Hacker News new | past | comments | ask | show | jobs | submit login
Brokers use ‘billions’ of data points to profile Americans (washingtonpost.com)
129 points by eplanit on May 27, 2014 | hide | past | favorite | 46 comments



Quick google search found this document detailing the various groups and clusters that one of these brokers uses.

http://reference.mapinfo.com/software/anysite_segmentation/e... [pdf]

Which cluster do you fit in?


Slightly tangential, but I feel like a few people on HN would appreciate this Vienna Teng song, named for the company that wrote the document you posted.

http://www.youtube.com/watch?v=0mvrKfcOnDg&feature=kp


I would assume that document to be satirical if it weren't so thorough.


Oh man, search for "married sophisticate" and read the "day in the life of" section for the group.

I wanted to kick someone's ass so badly after reading that.


For your convenience, the section parent refers to (on page 22 of the aforementioned pdf) reads as follows:

---

Name of protagonist: “Maria”

Wakes up... grabs the remote and flips on alternative rock radio. She gets up, goes to the kitchen, grabs a bottle of water and goes to the third bedroom that doubles as the workout room. She runs on the treadmill for 30 minutes.

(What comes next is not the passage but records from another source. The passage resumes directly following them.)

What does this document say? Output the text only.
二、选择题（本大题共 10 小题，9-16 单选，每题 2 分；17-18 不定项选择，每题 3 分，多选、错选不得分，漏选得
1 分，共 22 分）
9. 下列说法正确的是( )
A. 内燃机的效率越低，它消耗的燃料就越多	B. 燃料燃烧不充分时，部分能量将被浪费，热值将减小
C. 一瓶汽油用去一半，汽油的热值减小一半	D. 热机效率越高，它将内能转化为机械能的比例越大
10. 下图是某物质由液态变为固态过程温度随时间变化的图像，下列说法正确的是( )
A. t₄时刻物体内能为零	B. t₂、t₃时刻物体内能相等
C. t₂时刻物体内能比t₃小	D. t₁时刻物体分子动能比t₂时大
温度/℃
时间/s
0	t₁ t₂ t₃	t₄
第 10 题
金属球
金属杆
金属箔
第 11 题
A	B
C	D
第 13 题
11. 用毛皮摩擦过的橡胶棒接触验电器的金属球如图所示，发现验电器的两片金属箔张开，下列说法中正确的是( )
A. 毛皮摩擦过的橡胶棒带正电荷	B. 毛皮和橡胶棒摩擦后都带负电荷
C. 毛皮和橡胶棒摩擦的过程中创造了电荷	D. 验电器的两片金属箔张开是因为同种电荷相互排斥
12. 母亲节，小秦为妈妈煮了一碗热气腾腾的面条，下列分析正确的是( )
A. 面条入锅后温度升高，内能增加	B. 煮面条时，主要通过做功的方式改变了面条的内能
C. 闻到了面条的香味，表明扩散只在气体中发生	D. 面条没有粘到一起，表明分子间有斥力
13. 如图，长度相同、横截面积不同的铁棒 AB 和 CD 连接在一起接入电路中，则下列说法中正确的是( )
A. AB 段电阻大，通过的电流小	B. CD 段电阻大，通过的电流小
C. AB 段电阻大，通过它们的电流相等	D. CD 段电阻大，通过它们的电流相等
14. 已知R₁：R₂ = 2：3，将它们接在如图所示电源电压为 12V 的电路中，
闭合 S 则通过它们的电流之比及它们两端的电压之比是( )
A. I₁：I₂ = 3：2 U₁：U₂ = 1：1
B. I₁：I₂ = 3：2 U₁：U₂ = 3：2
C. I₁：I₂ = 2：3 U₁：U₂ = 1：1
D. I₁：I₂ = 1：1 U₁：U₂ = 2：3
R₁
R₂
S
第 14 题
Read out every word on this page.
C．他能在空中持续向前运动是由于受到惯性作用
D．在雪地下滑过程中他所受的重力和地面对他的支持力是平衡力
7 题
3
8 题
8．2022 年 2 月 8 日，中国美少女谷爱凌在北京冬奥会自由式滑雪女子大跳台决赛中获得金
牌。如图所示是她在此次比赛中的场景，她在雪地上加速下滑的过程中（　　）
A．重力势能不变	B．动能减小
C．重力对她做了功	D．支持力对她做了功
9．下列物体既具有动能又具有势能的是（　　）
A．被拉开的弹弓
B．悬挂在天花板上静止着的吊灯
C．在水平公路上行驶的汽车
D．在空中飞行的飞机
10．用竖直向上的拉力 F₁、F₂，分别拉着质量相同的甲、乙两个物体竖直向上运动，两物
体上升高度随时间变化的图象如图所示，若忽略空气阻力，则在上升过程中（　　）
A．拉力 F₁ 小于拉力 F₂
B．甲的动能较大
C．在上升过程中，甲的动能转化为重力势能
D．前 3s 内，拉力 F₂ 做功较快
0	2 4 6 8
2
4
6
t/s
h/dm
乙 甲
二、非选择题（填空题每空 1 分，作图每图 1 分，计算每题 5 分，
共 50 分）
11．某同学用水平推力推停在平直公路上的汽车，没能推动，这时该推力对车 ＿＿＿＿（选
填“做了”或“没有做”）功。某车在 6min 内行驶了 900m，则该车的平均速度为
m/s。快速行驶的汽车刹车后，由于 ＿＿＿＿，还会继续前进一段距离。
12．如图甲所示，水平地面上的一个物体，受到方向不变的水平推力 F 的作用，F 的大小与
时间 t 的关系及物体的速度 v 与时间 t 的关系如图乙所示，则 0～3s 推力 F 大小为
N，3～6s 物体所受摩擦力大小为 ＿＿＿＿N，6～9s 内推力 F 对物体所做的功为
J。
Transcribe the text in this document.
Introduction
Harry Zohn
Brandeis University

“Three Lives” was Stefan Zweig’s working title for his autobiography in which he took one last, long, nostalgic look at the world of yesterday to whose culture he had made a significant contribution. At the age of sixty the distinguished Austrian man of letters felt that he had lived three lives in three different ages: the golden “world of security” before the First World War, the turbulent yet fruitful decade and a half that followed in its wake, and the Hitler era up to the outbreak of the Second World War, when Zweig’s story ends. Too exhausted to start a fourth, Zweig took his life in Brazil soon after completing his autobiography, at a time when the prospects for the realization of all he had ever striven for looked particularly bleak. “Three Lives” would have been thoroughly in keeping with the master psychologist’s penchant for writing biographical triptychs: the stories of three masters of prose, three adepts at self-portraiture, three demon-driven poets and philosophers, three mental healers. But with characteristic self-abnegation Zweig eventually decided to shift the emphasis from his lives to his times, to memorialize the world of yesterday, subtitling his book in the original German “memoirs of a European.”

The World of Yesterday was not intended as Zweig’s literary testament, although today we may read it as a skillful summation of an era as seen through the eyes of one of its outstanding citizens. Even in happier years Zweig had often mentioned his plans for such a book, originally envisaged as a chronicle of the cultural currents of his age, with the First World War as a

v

Spends the day... researching a big liability case for the law firm where she works as a paralegal. She calls her husband and reminds him that it’s his parents’ anniversary and that it is a good idea to at least offer to take them out to dinner that week or cook a dinner for them in their gourmet kitchen.

Talks about weekend plans to... go camping to get away from it all. The weather is supposed to be perfect for it, finally cooling down after that heat wave.

Has a meeting with... the group of attorneys that is working on the case to discuss the fact that they were not going to have any case based on precedents of two similar cases.

Spends the evening... driving to the athletic club and playing tennis with her group of friends. Meets her husband for a late dinner at Jay’s Pizza. She has soup and salad with a Corona Light beer. Later they spend time online shopping for a new TV, hopefully one of those nice flat screens with HDTV and a Blu-ray player.

Goes to bed at... 11:30 p.m. after a half hour of pilates, watching... Scrubs reruns

---


There's something really unsettling about those sections but I can't quite put my finger on it


Maybe I'm wrong, but I think it's the way her life is built around buzzwords, brands and hopeless consumerism.


It's not her life. It's her life through a marketer's lense, or to make it even more precise: It's the kind of life a marketeer is trying to 'sell' to his clients :-)

e.g.

--

I woke up this morning at 7 am. I made breakfast using fruits shopped from the local super market. My tendency for fruits shoes that if I had a change to get fresh ones, I would probably pay more for them.

Then I started studying on my macbook air. Using my iPad now and then.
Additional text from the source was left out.